Through approximately 1940, Green was active in Buffalo, New York, where his work left a lasting impression on the city of Buffalo, and it includes such noteworthy structures as the Albright-Knox Art Gallery, Young Men's Christian Association Central Building, and Twentieth Century Club (1894); all three listed on the National Register of Historic Places. His public buildings include the Buffalo Savings Bank, the Market Arcade, the Buffalo Crematory, and South Park High School, The First Presbyterian Church of Buffalo, Kibler High School, Tonawanda Municipal Building, and Dayton Art Institute (1930) among others.

In Canada, Green made the designs for several structures owned by the Ontario Power Company at Niagara Falls, Ontario.

He also designed and built many private residences, including the Charles W. Goodyear Residence, Granger Mansion, and his own residence at 180 Summer Street, which is not visible from the road. During his 72-year career, he designed more than 370 major structures. More than 160 of his Buffalo buildings survive today.

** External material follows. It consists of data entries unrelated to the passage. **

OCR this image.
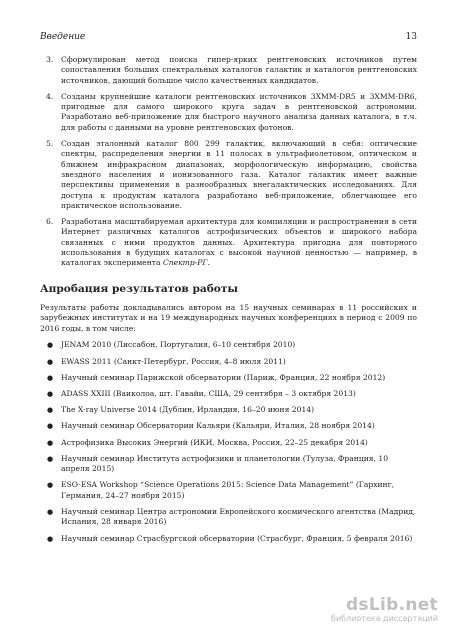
Введение	13
3. Сформулирован метод поиска гипер-ярких рентгеновских источников путем сопоставления больших спектральных каталогов галактик и каталогов рентгеновских источников, дающий большое число качественных кандидатов.
4. Созданы крупнейшие каталоги рентгеновских источников 3XMM-DR5 и 3XMM-DR6, пригодные для самого широкого круга задач в рентгеновской астрономии. Разработано веб-приложение для быстрого научного анализа данных каталога, в т.ч. для работы с данными на уровне рентгеновских фотонов.
5. Создан эталонный каталог 800 299 галактик, включающий в себя: оптические спектры, распределения энергии в 11 полосах в ультрафиолетовом, оптическом и ближнем инфракрасном диапазонах, морфологическую информацию, свойства звездного населения и ионизованного газа. Каталог галактик имеет важные перспективы применения в разнообразных внегалактических исследованиях. Для доступа к продуктам каталога разработано веб-приложение, облегчающее его практическое использование.
6. Разработана масштабируемая архитектура для компиляции и распространения в сети Интернет различных каталогов астрофизических объектов и широкого набора связанных с ними продуктов данных. Архитектура пригодна для повторного использования в будущих каталогах с высокой научной ценностью — например, в каталогах эксперимента Спектр-РГ.
Апробация результатов работы

Результаты работы докладывались автором на 15 научных семинарах в 11 российских и зарубежных институтах и на 19 международных научных конференциях в период с 2009 по 2016 годы, в том числе:

● JENAM 2010 (Лиссабон, Португалия, 6–10 сентября 2010)
● EWASS 2011 (Санкт-Петербург, Россия, 4–8 июля 2011)
● Научный семинар Парижской обсерватории (Париж, Франция, 22 ноября 2012)
● ADASS XXIII (Ваиколоа, шт. Гавайи, США, 29 сентября – 3 октября 2013)
● The X-ray Universe 2014 (Дублин, Ирландия, 16–20 июня 2014)
● Научный семинар Обсерватории Кальяри (Кальяри, Италия, 28 ноября 2014)
● Астрофизика Высоких Энергий (ИКИ, Москва, Россия, 22–25 декабря 2014)
● Научный семинар Института астрофизики и планетологии (Тулуза, Франция, 10 апреля 2015)
● ESO-ESA Workshop “Science Operations 2015: Science Data Management” (Гархинг, Германия, 24–27 ноября 2015)
● Научный семинар Центра астрономии Европейского космического агентства (Мадрид, Испания, 28 января 2016)
● Научный семинар Страсбургской обсерватории (Страсбург, Франция, 5 февраля 2016)
dsLib.net
библиотека диссертаций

After the death of his partner Wicks in 1919, he continued the practice with his son, Edward B. Green Jr., and then with R.M. James from 1936 to 1950.

==Personal life==
In 1887, Green was married to Harriet Edson (1858–1935). Together, they were the parents of:

- Edward Brodhead Green Jr. (1888–1933), also an architect.
- Cornelia Green (1890–1959)
- Paul Edson Green (1892–1957), also an architect.

Green died in Buffalo on February 2, 1950, after a two-week illness. He was buried in Forest Lawn Cemetery.